Unfortunately, the Caja module system is not well documented right now. We have not deployed it widely yet since none of our immediate customers need it. But I hope we can make it more popular, perhaps on the heels of an ES-Harmony proposal....

# Andy Chu (15 years ago)

On Sun, Dec 13, 2009 at 10:23 PM, <ihab.awad at gmail.com> wrote:

On Sun, Dec 13, 2009 at 10:17 PM, Andy Chu <andy at chubot.org> wrote:

If Caja has already done something along these lines then awesome -- I'm just asking if there is discussion about standardizing such a thing.

Kris Kowal coined the term "hermetic eval" to describe what you are talking about.

Well I fully support that then, except I don't know exactly what is proposed : ) I see some stuff in your slides docs.google.com/present/view?hl=en&id=dcd8d5dk_0cs639jg8 but no definition of hermeticEval.

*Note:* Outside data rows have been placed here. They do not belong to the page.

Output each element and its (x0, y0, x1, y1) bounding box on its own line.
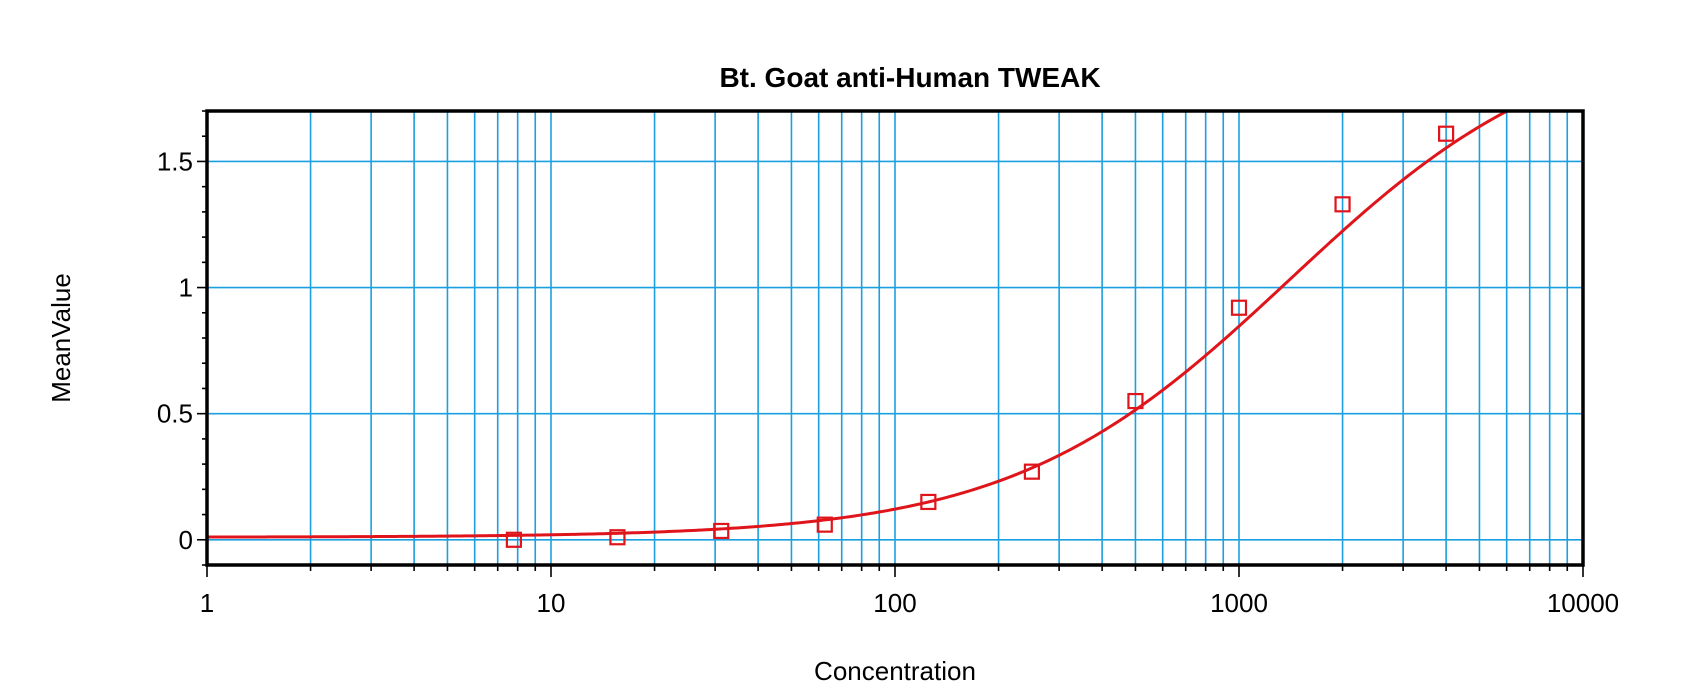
data-point (1023, 463, 1040, 480)
fit-curve-layer (206, 109, 1508, 539)
fit-curve (206, 109, 1508, 539)
data-point (505, 531, 522, 548)
x-axis-label: Concentration (814, 656, 976, 686)
grid (207, 111, 1583, 565)
y-tick-label: 0.5 (157, 399, 193, 429)
data-point (920, 493, 937, 511)
data-point (816, 516, 833, 533)
axis-ticks (197, 110, 1584, 577)
data-points (505, 125, 1455, 548)
x-tick-label: 10 (537, 588, 566, 618)
x-tick-label: 10000 (1547, 588, 1619, 618)
data-point (1127, 392, 1144, 410)
y-axis-label: MeanValue (46, 273, 76, 403)
data-point (1230, 299, 1248, 316)
x-axis-tick-labels: 1 10 100 1000 10000 (200, 588, 1619, 618)
x-tick-label: 1 (200, 588, 214, 618)
chart-title: Bt. Goat anti-Human TWEAK (719, 62, 1100, 93)
x-tick-label: 100 (873, 588, 916, 618)
data-point (1334, 196, 1351, 213)
y-tick-label: 1 (179, 273, 193, 303)
data-point (1438, 125, 1455, 142)
data-point (713, 522, 730, 540)
y-tick-label: 0 (179, 525, 193, 555)
data-point (609, 529, 626, 546)
y-tick-label: 1.5 (157, 146, 193, 176)
x-tick-label: 1000 (1210, 588, 1268, 618)
y-axis-tick-labels: 0 0.5 1 1.5 (157, 146, 193, 554)
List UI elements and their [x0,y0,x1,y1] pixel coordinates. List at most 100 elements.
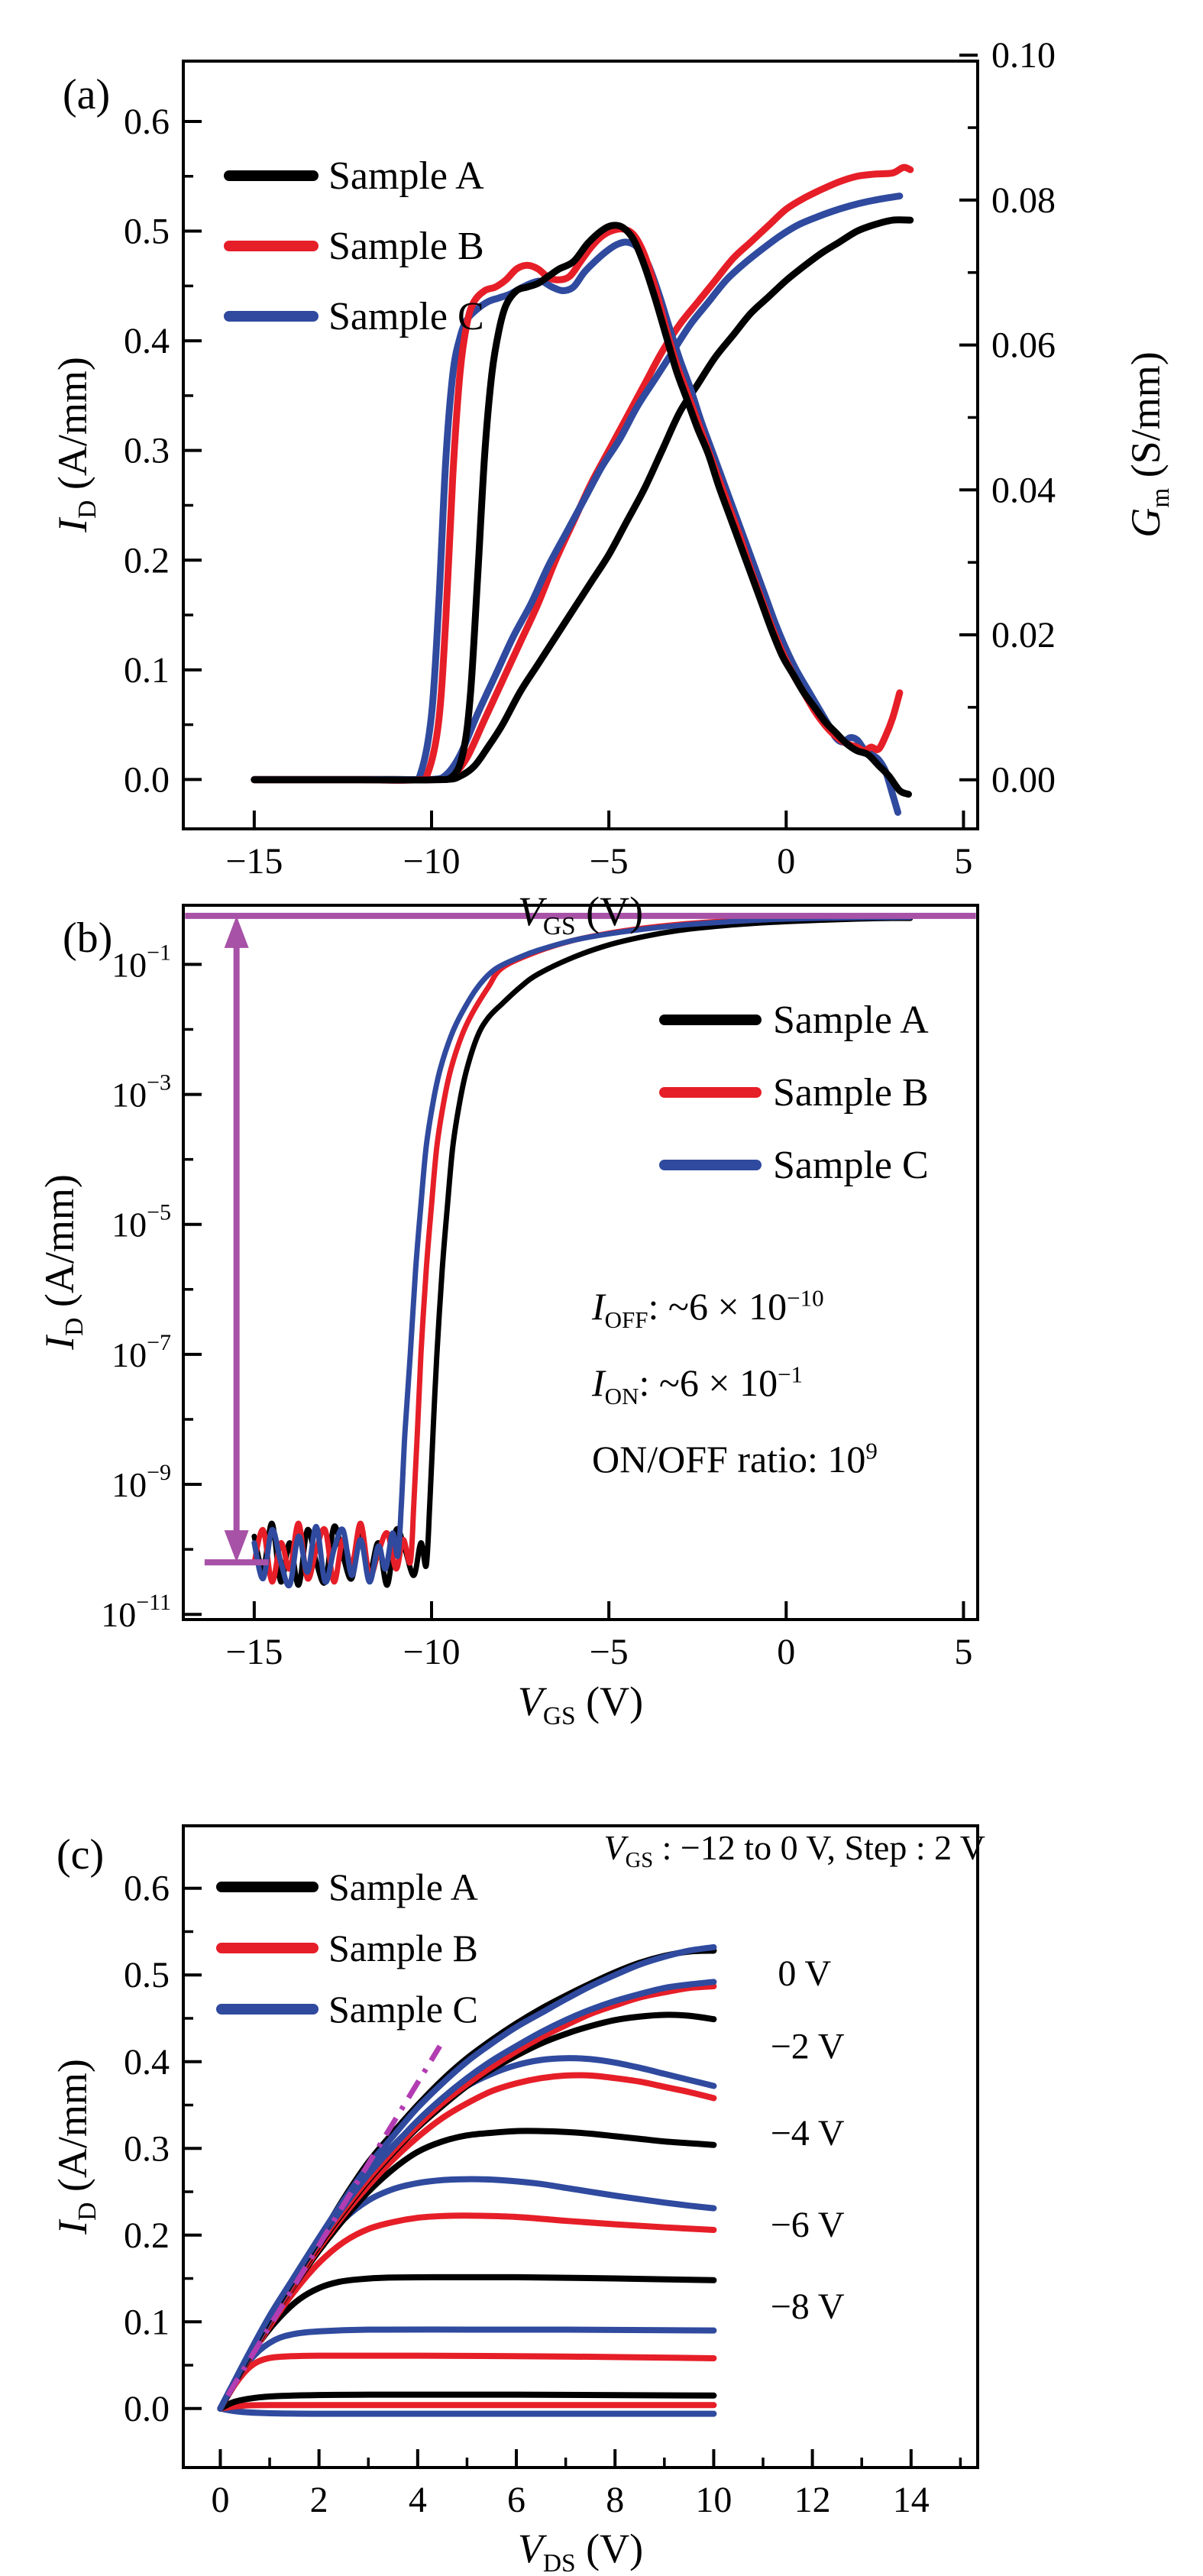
logid-sample-c [251,914,914,1589]
out-sample-a-vgs-6 [217,2273,717,2412]
out-sample-a-vgs-8 [217,2391,717,2412]
x-tick-label: 5 [954,1632,972,1672]
x-tick-label: −15 [225,841,283,882]
out-sample-c-vgs-0 [217,1943,717,2412]
legend-label: Sample B [328,225,484,268]
panel-a-right-axis-label: Gm (S/mm) [1123,351,1175,538]
y-tick-label: 10−7 [112,1330,171,1374]
y-tick-label: 10−1 [112,940,171,984]
panel-b-letter: (b) [63,914,113,962]
panel-a: −15 −10 −5 0 5 0.0 0.1 0.2 0.3 0.4 0.5 0.6 0.00 0.02 0… [124,35,1056,882]
legend-label: Sample C [773,1144,929,1187]
y-tick-label: 0.5 [124,1955,170,1995]
panel-c-letter: (c) [57,1831,105,1879]
legend-label: Sample C [328,295,484,338]
panel-c: 0 2 4 6 8 10 12 14 0.0 0.1 0.2 0.3 0.4 0.5 0.6 0 V −2 V −… [124,1824,979,2520]
y2-tick-label: 0.10 [991,35,1056,76]
panel-b: −15 −10 −5 0 5 10−1 10−3 10−5 10−7 10−9 10−11 Sampl… [101,904,979,1672]
arrow-down-icon [224,1530,249,1563]
x-tick-label: 10 [695,2480,732,2520]
panel-a-yaxis-label: ID (A/mm) [50,357,102,532]
out-sample-b-vgs-6 [217,2352,717,2412]
y-tick-label: 0.3 [124,2128,170,2169]
out-sample-b-vgs-8 [217,2402,717,2412]
y-tick-label: 0.1 [124,650,170,691]
x-tick-label: 0 [211,2480,229,2520]
logid-sample-a [251,915,914,1588]
x-tick-label: −15 [225,1632,283,1672]
y-tick-label: 0.2 [124,540,170,581]
y-tick-label: 10−9 [112,1460,171,1504]
plot-frame [182,1824,979,2469]
panel-b-xaxis-label: VGS (V) [517,1678,644,1730]
x-tick-label: −5 [590,1632,629,1672]
y-tick-label: 0.0 [124,759,170,800]
y-tick-label: 0.6 [124,1869,170,1909]
annotation-line [225,2044,442,2397]
curve-label: 0 V [778,1953,831,1994]
y-tick-label: 0.6 [124,102,170,142]
legend-label: Sample A [328,154,484,198]
out-sample-a-vgs-2 [217,2011,717,2412]
legend-label: Sample A [773,998,929,1042]
y-tick-label: 0.5 [124,212,170,252]
x-tick-label: 2 [310,2480,328,2520]
y-tick-label: 0.0 [124,2389,170,2429]
arrow-up-icon [224,915,249,948]
legend-label: Sample A [328,1866,478,1908]
panel-a-letter: (a) [63,71,111,118]
curve-label: −8 V [771,2286,845,2327]
panel-a-xaxis-label: VGS (V) [517,888,644,940]
id-sample-b [251,163,914,784]
x-tick-label: 0 [777,841,795,882]
x-tick-label: 5 [954,841,972,882]
legend-label: Sample C [328,1988,478,2031]
y2-tick-label: 0.06 [991,325,1056,366]
y-tick-label: 0.4 [124,2042,170,2082]
y2-tick-label: 0.02 [991,615,1056,655]
y-tick-label: 10−5 [112,1200,171,1244]
y-tick-label: 10−3 [112,1070,171,1115]
legend-label: Sample B [773,1071,929,1115]
curve-label: −6 V [771,2205,845,2245]
panel-b-yaxis-label: ID (A/mm) [37,1174,89,1350]
vgs-sweep-annotation: VGS : −12 to 0 V, Step : 2 V [603,1828,985,1873]
x-tick-label: 8 [606,2480,624,2520]
legend-label: Sample B [328,1927,478,1969]
y-tick-label: 10−11 [101,1590,171,1634]
x-tick-label: 12 [794,2480,831,2520]
y-tick-label: 0.2 [124,2215,170,2256]
curve-label: −4 V [771,2113,845,2154]
gm-sample-a [251,222,912,798]
id-sample-c [251,193,904,784]
x-tick-label: −10 [403,1632,460,1672]
ioff-line: IOFF: ~6 × 10−10 [592,1284,824,1333]
ion-line: ION: ~6 × 10−1 [592,1361,804,1409]
y2-tick-label: 0.00 [991,760,1056,801]
on-off-annotation: IOFF: ~6 × 10−10 ION: ~6 × 10−1 ON/OFF r… [592,1268,878,1497]
y-tick-label: 0.1 [124,2302,170,2342]
out-sample-a-vgs-4 [217,2128,717,2412]
x-tick-label: 6 [507,2480,526,2520]
y-tick-label: 0.4 [124,321,170,361]
curve-label: −2 V [771,2026,845,2066]
plot-frame [182,60,979,830]
panel-c-yaxis-label: ID (A/mm) [50,2059,102,2235]
x-tick-label: −10 [403,841,460,882]
x-tick-label: −5 [590,841,629,882]
x-tick-label: 4 [409,2480,427,2520]
plot-frame [182,904,979,1621]
y-tick-label: 0.3 [124,431,170,471]
out-sample-c-vgs-10 [217,2405,717,2417]
y2-tick-label: 0.04 [991,470,1056,510]
out-sample-c-vgs-2 [217,1979,717,2412]
x-tick-label: 0 [777,1632,795,1672]
out-sample-b-vgs-4 [217,2212,717,2412]
onoff-ratio-line: ON/OFF ratio: 109 [592,1437,878,1481]
x-tick-label: 14 [893,2480,930,2520]
id-sample-a [251,216,914,784]
panel-c-xaxis-label: VDS (V) [517,2526,644,2576]
y2-tick-label: 0.08 [991,180,1056,221]
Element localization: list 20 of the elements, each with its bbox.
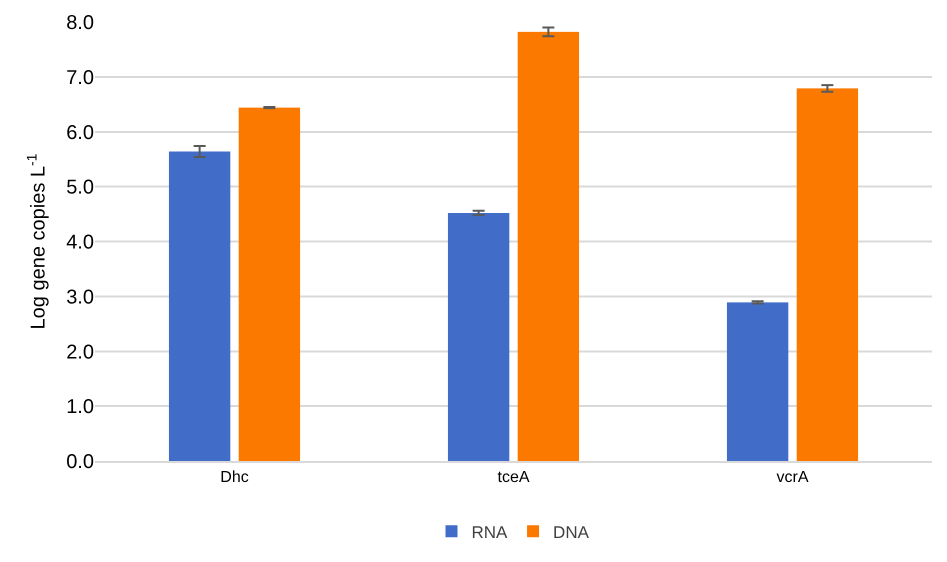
y-tick-label: 0.0 xyxy=(66,451,94,473)
bar xyxy=(796,88,858,461)
bar xyxy=(518,32,580,461)
y-tick-label: 5.0 xyxy=(66,176,94,199)
y-tick-label: 2.0 xyxy=(66,341,94,364)
bar xyxy=(168,152,230,461)
bar xyxy=(238,108,300,461)
y-tick-label: 4.0 xyxy=(66,232,94,254)
y-tick-label: 1.0 xyxy=(66,396,94,418)
bar xyxy=(448,212,510,461)
y-tick-label: 8.0 xyxy=(66,12,94,34)
legend-label: RNA xyxy=(472,522,508,542)
x-tick-label: tceA xyxy=(497,469,530,486)
legend-label: DNA xyxy=(553,522,590,542)
y-tick-label: 6.0 xyxy=(66,122,94,144)
y-tick-label: 3.0 xyxy=(66,286,94,308)
bar xyxy=(726,302,788,461)
x-tick-label: Dhc xyxy=(220,469,249,486)
x-tick-label: vcrA xyxy=(776,469,809,486)
y-tick-label: 7.0 xyxy=(66,66,94,89)
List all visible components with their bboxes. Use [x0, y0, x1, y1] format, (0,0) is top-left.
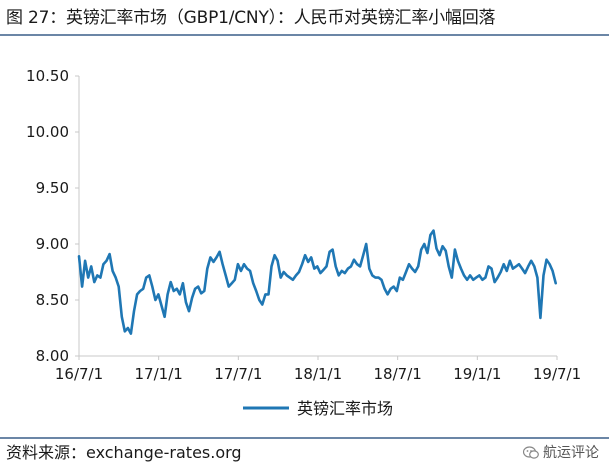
- y-tick-label: 9.50: [36, 179, 69, 197]
- x-tick-label: 18/1/1: [294, 365, 342, 383]
- watermark: 航运评论: [523, 441, 599, 465]
- y-tick-label: 8.00: [36, 347, 69, 365]
- legend: 英镑汇率市场: [243, 399, 393, 418]
- x-axis: 16/7/1 17/1/1 17/7/1 18/1/1 18/7/1 19/1/1 19/7…: [55, 355, 581, 383]
- y-tick-label: 10.00: [26, 123, 69, 141]
- bottom-rule: [0, 437, 609, 439]
- legend-label: 英镑汇率市场: [297, 399, 393, 418]
- x-tick-label: 19/7/1: [533, 365, 581, 383]
- source-note: 资料来源：exchange-rates.org: [6, 443, 242, 462]
- y-tick-label: 9.00: [36, 235, 69, 253]
- y-tick-label: 10.50: [26, 67, 69, 85]
- series-line-0: [77, 229, 557, 335]
- y-tick-label: 8.50: [36, 291, 69, 309]
- x-tick-label: 17/1/1: [135, 365, 183, 383]
- x-tick-label: 17/7/1: [214, 365, 262, 383]
- x-tick-label: 19/1/1: [453, 365, 501, 383]
- plot-area: [77, 229, 557, 335]
- y-axis: 10.50 10.00 9.50 9.00 8.50 8.00: [26, 67, 80, 365]
- wechat-bubble-icon: [523, 446, 539, 459]
- title-rule: [0, 34, 609, 36]
- watermark-label: 航运评论: [543, 445, 599, 461]
- x-tick-label: 16/7/1: [55, 365, 103, 383]
- figure-title: 图 27：英镑汇率市场（GBP1/CNY）：人民币对英镑汇率小幅回落: [6, 8, 496, 28]
- x-tick-label: 18/7/1: [374, 365, 422, 383]
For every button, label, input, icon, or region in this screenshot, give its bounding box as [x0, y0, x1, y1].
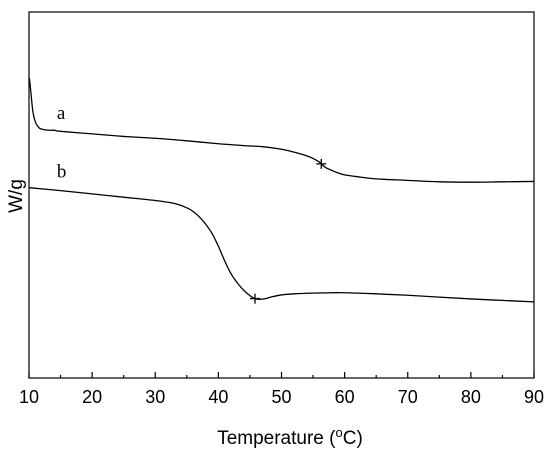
series-a-marker — [316, 158, 327, 169]
x-tick-label: 90 — [524, 387, 544, 407]
curves-layer — [28, 77, 535, 304]
x-tick-label: 80 — [461, 387, 481, 407]
series-b-label: b — [57, 161, 67, 182]
x-tick-label: 10 — [19, 387, 39, 407]
series-a-label: a — [57, 103, 66, 124]
x-axis-label-end: C) — [343, 428, 363, 449]
x-tick-label: 20 — [82, 387, 102, 407]
x-axis-label: Temperature (oC) — [217, 425, 363, 449]
x-tick-label: 70 — [398, 387, 418, 407]
curve-labels-layer: ab — [57, 103, 67, 182]
x-tick-label: 30 — [145, 387, 165, 407]
x-tick-label: 50 — [271, 387, 291, 407]
x-ticks-layer: 10 20 30 40 50 60 70 80 90 — [19, 372, 544, 407]
y-axis-label: W/g — [6, 179, 27, 213]
series-b-marker — [249, 293, 260, 304]
series-a-line — [28, 77, 535, 183]
x-tick-label: 40 — [208, 387, 228, 407]
series-b-line — [28, 187, 535, 303]
x-axis-label-main: Temperature ( — [217, 428, 336, 449]
x-axis-label-degree: o — [335, 425, 342, 440]
x-tick-label: 60 — [335, 387, 355, 407]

Found this thread but not much discussion: esdiscuss/2009-September/010009

strawman:modules

You could implement a module system on top of that ...

That's the idea. :)

I like what Kris said in that thread, that just having hermetic eval is the important part. It's mechanism vs. policy -- a module system has a ton of policy, but hermetic eval is the mechanism.

I just want to implement a simple "plugin" system. This is very much like modules but distinct in that there is no "require" -- you don't have the capability to import other modules.

So I think there can be many variations of usage for hermetic eval and it shouldn't be tied to a module system.